Once more, Edmonton’s summer season festivals should do with the uncertainty brought on by the pandemic
The organizers of Edmonton’s major summer festivals are doing their best to deal with the uncertainty caused by the COVID-19 pandemic.
Festivals like the Fringe, Heritage Festival and Taste of Edmonton all had to be canceled in 2020 and organizers don’t want it to happen again this year.
Fringe Theater Artistic Director Murray Utas isn’t sure yet what the August festival will look like this year, but he’s optimistic it won’t be the disappointment that came with last year’s cancellation.
“We will try to achieve something and bring some joy to our community, but we will do so in a very safe and responsible way,” said Utas on Thursday. “In a normal year, by this point we would be as good as planned and ready to tell the world in May.”
Edge organizers are trying to prepare for different scenarios, but the clock is ticking.
“When the end of March comes we have some choices to make and if we still don’t have the kind of start we want, well, we’re back to a place where we can say, ‘Can we? we are not?’ “Said Utas.
One of the complications is travel restrictions that could prevent artists from getting to Edmonton.
“We’ll probably be looking at a festival only for locals if these travel restrictions don’t ease,” Utas said.
The Edmonton Fringe Festival 2021 is unlikely to have such a crowd. (Edmonton Fringe Festival)
Travel is not an issue for the Taste of Edmonton food festival, but Donovan Vienneau, general manager of Events Edmonton, said it comes with challenges.
Taste of Edmonton took place on Parliament grounds in 2018 and 2019 but was canceled last year. This year, the food festival is slated to return to Churchill Square again.
“We have a pretty big room, probably the largest in history,” he said. “We also implemented a two-meter gap between each of the restaurant tents.”
Other measures include wider sidewalks and alleys, as well as less participating restaurants.
Still, Vienneau said the festival has not yet received any official notice that the event can take place. Taste of Edmonton is pending approval from the City of Edmonton, the Alberta Health Service, or the province.
“But for this festival, which will take nine months to produce, we’re working hard behind the scenes.”
Despite the unknown, Vienneau remains optimistic.
“It would be devastating if this were to close again, but for a safe and effective food festival we believe we are on the right track.”
Taste of Edmonton is expected to return to Churchill Square this year, which will allow more space to avoid scenes like this from the 2019 event. (Sheena Rossiter / CBC)
Jim Gibbon, executive director of the Edmonton Heritage Festival Association, said the Heritage Fest envisions different scenarios.
“We actually have three budgets at the same time for three different versions of the festival,” said Gibbon.
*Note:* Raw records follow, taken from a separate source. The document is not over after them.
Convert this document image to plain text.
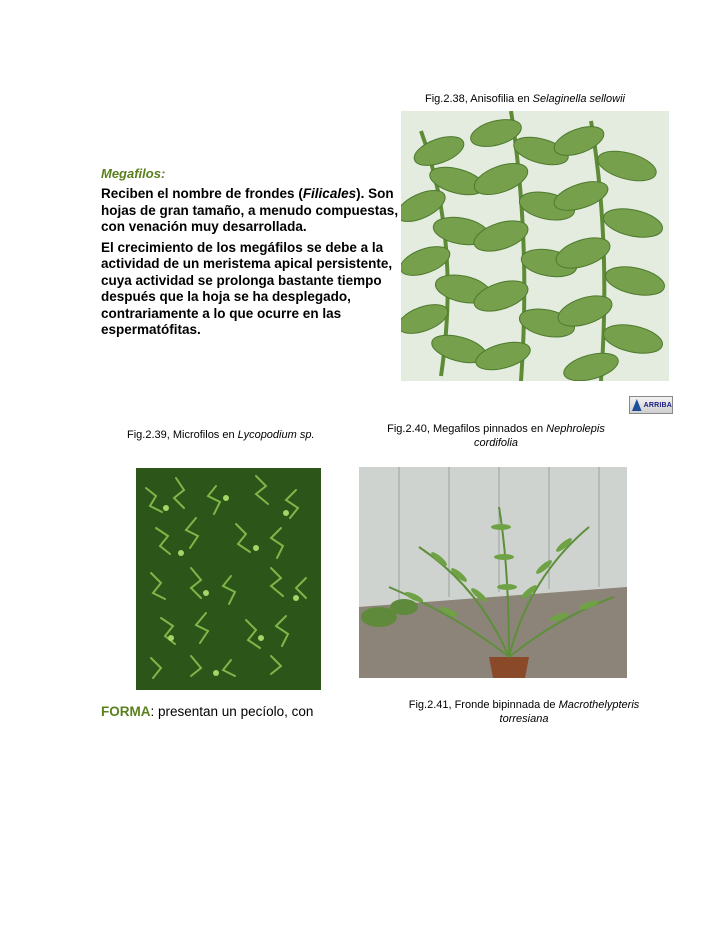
Fig.2.38, Anisofilia en Selaginella sellowii
Megafilos:

Reciben el nombre de frondes (Filicales). Son hojas de gran tamaño, a menudo compuestas, con venación muy desarrollada.

El crecimiento de los megáfilos se debe a la actividad de un meristema apical persistente, cuya actividad se prolonga bastante tiempo después que la hoja se ha desplegado, contrariamente a lo que ocurre en las espermatófitas.

ARRIBA
Fig.2.39, Microfilos en Lycopodium sp.	Fig.2.40, Megafilos pinnados en Nephrolepis
cordifolia
FORMA: presentan un pecíolo, con	Fig.2.41, Fronde bipinnada de Macrothelypteris
torresiana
The possibilities range from a virtual festival to a full event with a maximum of two thirds capacity.
“Everything depends on Alberta Health,” said Gibbon. “You have to do what you have to do, and we don’t want to be known as the Heritage Fest slash super-spreader.”
The organizers say if the Heritage Festival takes place as a full event this year, capacity will be limited to 2/3. (Rob Hislop / Edmonton Heritage Festival)
Terry Wickham, longtime producer of the Edmonton Folk Music Festival, said the outlook was not good.
“I’m not assuming that 2021 will take place in any recognizable form for fans of the fair,” said Wickham. “I just can’t see 25,000 people gathering even if it’s outside.”
There is too much unpredictability with international borders and vaccines, Wickham said, adding that another cancellation would be devastating.
“That would be the worst of all scenarios because that could put us out of business forever,” he said.
“We didn’t officially rule it out, but I used the term ‘very unlikely’. Our board of directors will meet early next month and officially make the decision. “
The K-Days were canceled last year, but it seems that there is hope for 2021. The dates for this summer have been posted online and on a social media post the Northlands team, who run the event, said they are “collecting information in an attempt”. to guide decision-making related to our signature events. ”
Northlands is asking people to fill out a survey to find out how best to restart their Edmonton events.
Festivals can work, says the city manager
Edmonton city manager Andre Corbould said there is already evidence that festivals can be held during the pandemic.
“The Silver State Festival, for example, recently took place in and around [Hawrelak Park] and it was a great, successful event, “said Corbould on Thursday,” so we can move on. ”
The city will be in touch with festival organizers in the coming days and weeks to hear their needs and wants in terms of running these events, he said. “There is no doubt that we want to do these things, and if it is safe we will.”
Dr. Deena Hinshaw, Alberta’s chief medical officer of Health, said the number of people who receive the vaccine for COVID-19 will be of the essence.
“The more Albertans accept this offer, if they are entitled, the sooner we may consider allowing some festivals this summer – depending on the timeframe and availability of vaccines – that we couldn’t allow last summer,” said Hinshaw.
“But that again depends on some of these factors that we continue to track and monitor and so more information will come soon.”